2. Add 2 tbsp of the lime juice and stir gently.
You will find that the cheese starts separating from the whey. The whey needs to turn a clear, faint green. If it still seems milky, add some more lime juice. I needed the full 3 tbsp.
3. When the cheese has completely separated (should take about 2-3 mins on very low flame), turn off heat and pour into a colander lined with a cheese cloth or clean cotton cloth.
4. Gather the ends and squeeze tightly. Take care though, the chenna inside will be extremely hot. Run this under some cold water at the sink. This step is to remove the flavour the lime juice imparts to the cheese.
5. Tie the cloth ends to the tap and let the remaining whey and water drip off. I left it like this for about 30 mins.
6. Transfer the chenna into a wide bowl or plate and knead well with your fingertips.
The crumbliness will soon give way to a smooth consistency. The chenna won’t be sticky at any point. Gather together into a ball and proceed to make whatever sweet you have in mind for this Diwali festival season.

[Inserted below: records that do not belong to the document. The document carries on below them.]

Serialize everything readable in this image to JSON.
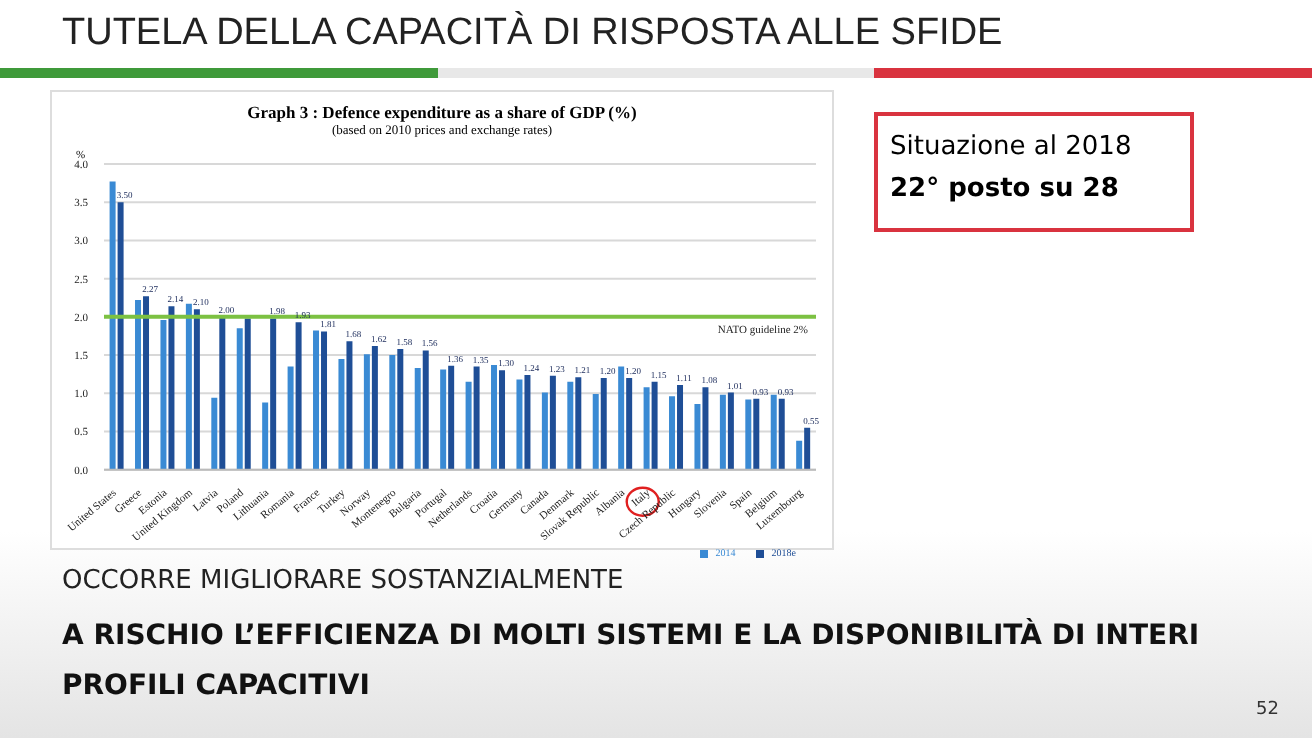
{
  "chart_data": {
    "type": "bar",
    "title": "Graph 3 : Defence expenditure as a share of GDP (%)",
    "subtitle": "(based on 2010 prices and exchange rates)",
    "ylabel": "%",
    "categories": [
      "United States",
      "Greece",
      "Estonia",
      "United Kingdom",
      "Latvia",
      "Poland",
      "Lithuania",
      "Romania",
      "France",
      "Turkey",
      "Norway",
      "Montenegro",
      "Bulgaria",
      "Portugal",
      "Netherlands",
      "Croatia",
      "Germany",
      "Canada",
      "Denmark",
      "Slovak Republic",
      "Albania",
      "Italy",
      "Czech Republic",
      "Hungary",
      "Slovenia",
      "Spain",
      "Belgium",
      "Luxembourg"
    ],
    "series": [
      {
        "name": "2014",
        "color": "#3a8ad4",
        "values": [
          3.77,
          2.22,
          1.96,
          2.17,
          0.94,
          1.85,
          0.88,
          1.35,
          1.82,
          1.45,
          1.51,
          1.5,
          1.33,
          1.31,
          1.15,
          1.37,
          1.18,
          1.01,
          1.15,
          0.99,
          1.35,
          1.08,
          0.96,
          0.86,
          0.98,
          0.92,
          0.98,
          0.38
        ]
      },
      {
        "name": "2018e",
        "color": "#1f4e96",
        "values": [
          3.5,
          2.27,
          2.14,
          2.1,
          2.0,
          1.98,
          1.98,
          1.93,
          1.81,
          1.68,
          1.62,
          1.58,
          1.56,
          1.36,
          1.35,
          1.3,
          1.24,
          1.23,
          1.21,
          1.2,
          1.2,
          1.15,
          1.11,
          1.08,
          1.01,
          0.93,
          0.93,
          0.55
        ],
        "value_labels": [
          "3.50",
          "2.27",
          "2.14",
          "2.10",
          "2.00",
          null,
          "1.98",
          "1.93",
          "1.81",
          "1.68",
          "1.62",
          "1.58",
          "1.56",
          "1.36",
          "1.35",
          "1.30",
          "1.24",
          "1.23",
          "1.21",
          "1.20",
          "1.20",
          "1.15",
          "1.11",
          "1.08",
          "1.01",
          "0.93",
          "0.93",
          "0.55"
        ]
      }
    ],
    "ylim": [
      0,
      4
    ],
    "yticks": [
      {
        "value": 0,
        "label": "0.0"
      },
      {
        "value": 0.5,
        "label": "0.5"
      },
      {
        "value": 1,
        "label": "1.0"
      },
      {
        "value": 1.5,
        "label": "1.5"
      },
      {
        "value": 2,
        "label": "2.0"
      },
      {
        "value": 2.5,
        "label": "2.5"
      },
      {
        "value": 3,
        "label": "3.0"
      },
      {
        "value": 3.5,
        "label": "3.5"
      },
      {
        "value": 4,
        "label": "4.0"
      }
    ],
    "grid": "y",
    "legend": "bottom right",
    "ref_lines": [
      {
        "axis": "y",
        "value": 2,
        "label": "NATO guideline 2%",
        "color": "#7cc142"
      }
    ],
    "annotations": [
      "TUTELA DELLA CAPACITÀ DI RISPOSTA ALLE SFIDE",
      "Situazione al 2018",
      "22° posto su 28",
      "OCCORRE MIGLIORARE SOSTANZIALMENTE",
      "A RISCHIO L’EFFICIENZA DI MOLTI SISTEMI E LA DISPONIBILITÀ DI INTERI PROFILI CAPACITIVI",
      "52"
    ]
  }
}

Ever since Anu gave me this tip, I had started using only buttermilk for separating milk to make paneer and chenna. I didn’t have any in hand this time so used lime juice. If you use buttermilk, there’s absolutely no other flavour in the chenna except the milkiness which would you expect. For 500 ml milk, I’d use about 1/4 to 1/3 cup buttermilk Use the chenna immediately in your sweets recipes. This channar payesh is a great way of using up fresh chenna.